2025, Dec 03 15:00

How to Recover Data in Milvus on Docker After Dropping and Recreating a Collection (using milvus-backup)

Dropped and recreated a Milvus collection in Docker? Learn why it looks empty and how to recover data using batch import with milvus-backup restore scripts.

Running standalone Milvus in Docker is a common setup: you mount a host volume, Milvus writes vectors and logs into that volume, and you get persistence across container restarts. The trouble starts when a collection is dropped and then created again with the same name. The UI and SDKs show an empty collection, yet the volume still consumes gigabytes. How do you get the data back?

Reproducing the situation

In practice, “recreate collection” often means a drop followed by a create with the same identifier. There is no dedicated recreate_collection command in Milvus SDKs.

# illustrative ops that mimic a "recreate" sequence
svc.drop_collection("my_vectors")
svc.create_collection("my_vectors", same_schema)

The Docker volume keeps the persisted artifacts. A typical layout might look like this:

volumes
  milvus
    data
    |  delta_log
    |  index_files
    |  insert_log
    |  mmap
    |    mmap_chink_manager
    |  stats_log
    etcd
    rdb_data
    rdb_data_meta_kv

What actually happened and why the collection looks empty

There is no recreate_collection command in Milvus SDKs. If you dropped a collection and created a new one with the same name and schema, there is no direct method to recover the data. The new collection metadata does not point to the old on-disk artifacts anymore, even though the volume still contains files under data/ (insert_log, delta_log, index_files, and so on). That’s why the collection appears empty while the disk usage remains high.

Practical way to proceed

Given that the volume still keeps the original data, the recommended path is a manual batch_import. Use the restore scripts from the milvus-backup project as a reference: https://github.com/zilliztech/milvus-backup. The idea is to ingest the persisted content back into a new collection rather than trying to “reattach” files to metadata.

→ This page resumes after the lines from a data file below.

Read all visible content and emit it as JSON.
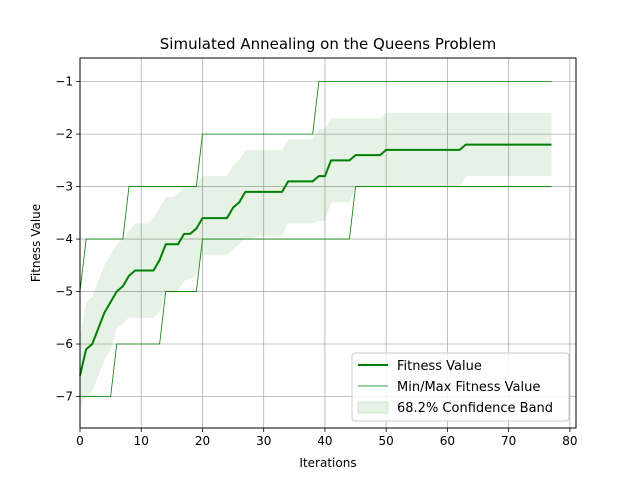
{
  "chart_data": {
    "type": "line",
    "title": "Simulated Annealing on the Queens Problem",
    "xlabel": "Iterations",
    "ylabel": "Fitness Value",
    "xlim": [
      0,
      81
    ],
    "ylim": [
      -7.6,
      -0.55
    ],
    "xticks": [
      0,
      10,
      20,
      30,
      40,
      50,
      60,
      70,
      80
    ],
    "yticks": [
      -7,
      -6,
      -5,
      -4,
      -3,
      -2,
      -1
    ],
    "ytick_labels": [
      "−7",
      "−6",
      "−5",
      "−4",
      "−3",
      "−2",
      "−1"
    ],
    "grid": true,
    "legend_position": "lower-right",
    "colors": {
      "line": "#008000",
      "band": "#008000"
    },
    "x": [
      0,
      1,
      2,
      3,
      4,
      5,
      6,
      7,
      8,
      9,
      10,
      11,
      12,
      13,
      14,
      15,
      16,
      17,
      18,
      19,
      20,
      21,
      22,
      23,
      24,
      25,
      26,
      27,
      28,
      29,
      30,
      31,
      32,
      33,
      34,
      35,
      36,
      37,
      38,
      39,
      40,
      41,
      42,
      43,
      44,
      45,
      46,
      47,
      48,
      49,
      50,
      51,
      52,
      53,
      54,
      55,
      56,
      57,
      58,
      59,
      60,
      61,
      62,
      63,
      64,
      65,
      66,
      67,
      68,
      69,
      70,
      71,
      72,
      73,
      74,
      75,
      76,
      77
    ],
    "series": [
      {
        "name": "Fitness Value",
        "values": [
          -6.6,
          -6.1,
          -6.0,
          -5.7,
          -5.4,
          -5.2,
          -5.0,
          -4.9,
          -4.7,
          -4.6,
          -4.6,
          -4.6,
          -4.6,
          -4.4,
          -4.1,
          -4.1,
          -4.1,
          -3.9,
          -3.9,
          -3.8,
          -3.6,
          -3.6,
          -3.6,
          -3.6,
          -3.6,
          -3.4,
          -3.3,
          -3.1,
          -3.1,
          -3.1,
          -3.1,
          -3.1,
          -3.1,
          -3.1,
          -2.9,
          -2.9,
          -2.9,
          -2.9,
          -2.9,
          -2.8,
          -2.8,
          -2.5,
          -2.5,
          -2.5,
          -2.5,
          -2.4,
          -2.4,
          -2.4,
          -2.4,
          -2.4,
          -2.3,
          -2.3,
          -2.3,
          -2.3,
          -2.3,
          -2.3,
          -2.3,
          -2.3,
          -2.3,
          -2.3,
          -2.3,
          -2.3,
          -2.3,
          -2.2,
          -2.2,
          -2.2,
          -2.2,
          -2.2,
          -2.2,
          -2.2,
          -2.2,
          -2.2,
          -2.2,
          -2.2,
          -2.2,
          -2.2,
          -2.2,
          -2.2
        ]
      },
      {
        "name": "Min/Max Fitness Value",
        "max": [
          -5,
          -4,
          -4,
          -4,
          -4,
          -4,
          -4,
          -4,
          -3,
          -3,
          -3,
          -3,
          -3,
          -3,
          -3,
          -3,
          -3,
          -3,
          -3,
          -3,
          -2,
          -2,
          -2,
          -2,
          -2,
          -2,
          -2,
          -2,
          -2,
          -2,
          -2,
          -2,
          -2,
          -2,
          -2,
          -2,
          -2,
          -2,
          -2,
          -1,
          -1,
          -1,
          -1,
          -1,
          -1,
          -1,
          -1,
          -1,
          -1,
          -1,
          -1,
          -1,
          -1,
          -1,
          -1,
          -1,
          -1,
          -1,
          -1,
          -1,
          -1,
          -1,
          -1,
          -1,
          -1,
          -1,
          -1,
          -1,
          -1,
          -1,
          -1,
          -1,
          -1,
          -1,
          -1,
          -1,
          -1,
          -1
        ],
        "min": [
          -7,
          -7,
          -7,
          -7,
          -7,
          -7,
          -6,
          -6,
          -6,
          -6,
          -6,
          -6,
          -6,
          -6,
          -5,
          -5,
          -5,
          -5,
          -5,
          -5,
          -4,
          -4,
          -4,
          -4,
          -4,
          -4,
          -4,
          -4,
          -4,
          -4,
          -4,
          -4,
          -4,
          -4,
          -4,
          -4,
          -4,
          -4,
          -4,
          -4,
          -4,
          -4,
          -4,
          -4,
          -4,
          -3,
          -3,
          -3,
          -3,
          -3,
          -3,
          -3,
          -3,
          -3,
          -3,
          -3,
          -3,
          -3,
          -3,
          -3,
          -3,
          -3,
          -3,
          -3,
          -3,
          -3,
          -3,
          -3,
          -3,
          -3,
          -3,
          -3,
          -3,
          -3,
          -3,
          -3,
          -3,
          -3
        ]
      },
      {
        "name": "68.2% Confidence Band",
        "upper": [
          -5.9,
          -5.2,
          -5.1,
          -4.8,
          -4.5,
          -4.3,
          -4.1,
          -4.0,
          -3.85,
          -3.7,
          -3.7,
          -3.7,
          -3.6,
          -3.4,
          -3.2,
          -3.2,
          -3.15,
          -3.0,
          -3.0,
          -2.95,
          -2.8,
          -2.8,
          -2.8,
          -2.8,
          -2.8,
          -2.6,
          -2.5,
          -2.3,
          -2.3,
          -2.3,
          -2.3,
          -2.3,
          -2.3,
          -2.3,
          -2.1,
          -2.1,
          -2.1,
          -2.1,
          -2.1,
          -1.9,
          -1.9,
          -1.7,
          -1.7,
          -1.7,
          -1.7,
          -1.7,
          -1.7,
          -1.7,
          -1.7,
          -1.7,
          -1.6,
          -1.6,
          -1.6,
          -1.6,
          -1.6,
          -1.6,
          -1.6,
          -1.6,
          -1.6,
          -1.6,
          -1.6,
          -1.6,
          -1.6,
          -1.6,
          -1.6,
          -1.6,
          -1.6,
          -1.6,
          -1.6,
          -1.6,
          -1.6,
          -1.6,
          -1.6,
          -1.6,
          -1.6,
          -1.6,
          -1.6,
          -1.6
        ],
        "lower": [
          -7.2,
          -7.0,
          -6.9,
          -6.6,
          -6.3,
          -6.1,
          -5.7,
          -5.6,
          -5.5,
          -5.5,
          -5.5,
          -5.5,
          -5.5,
          -5.4,
          -5.0,
          -5.0,
          -5.0,
          -4.8,
          -4.75,
          -4.7,
          -4.3,
          -4.3,
          -4.3,
          -4.3,
          -4.3,
          -4.2,
          -4.1,
          -4.0,
          -4.0,
          -3.95,
          -3.95,
          -3.95,
          -3.95,
          -3.95,
          -3.7,
          -3.7,
          -3.7,
          -3.7,
          -3.7,
          -3.65,
          -3.65,
          -3.3,
          -3.3,
          -3.3,
          -3.3,
          -3.0,
          -3.0,
          -3.0,
          -3.0,
          -3.0,
          -3.0,
          -3.0,
          -3.0,
          -3.0,
          -3.0,
          -3.0,
          -3.0,
          -3.0,
          -3.0,
          -3.0,
          -3.0,
          -3.0,
          -3.0,
          -2.8,
          -2.8,
          -2.8,
          -2.8,
          -2.8,
          -2.8,
          -2.8,
          -2.8,
          -2.8,
          -2.8,
          -2.8,
          -2.8,
          -2.8,
          -2.8,
          -2.8
        ]
      }
    ]
  }
}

Sketch of a batch import call

The concrete steps depend on how you organize your environment and what exactly you choose from the restore scripts. Conceptually, the flow resembles the following:

# paths pointing to the persisted sources you plan to restore from
source_dirs = [
    "/path/to/your/volume/..."
]
# conceptually trigger a bulk ingestion, following the restore scripts' approach
batch_import(source_dirs)

Use the repository above to guide which inputs are valid and how to perform the restore. The repository exists to help with backup and restore flows and is the right artifact to consult for the manual batch_import.

Why this is important

Dropping and re-creating a collection severs the link between metadata and persisted files. Assuming that reusing the same name preserves data is risky; the on-disk artifacts remain, but the system does not automatically index or display them. Knowing that there is no direct recovery path helps you avoid blind attempts at reattachment and go straight to a supported restore approach.

Takeaways

If you dropped and then created a Milvus collection with the same name and schema, there is no direct method to recover the data. The Docker volume can still contain original files, but they won’t magically reappear in the new collection. To bring data back, rely on a manual batch_import and follow the restore scripts from the milvus-backup project. Plan accordingly when performing destructive operations, and treat backup/restore as part of your normal operational hygiene.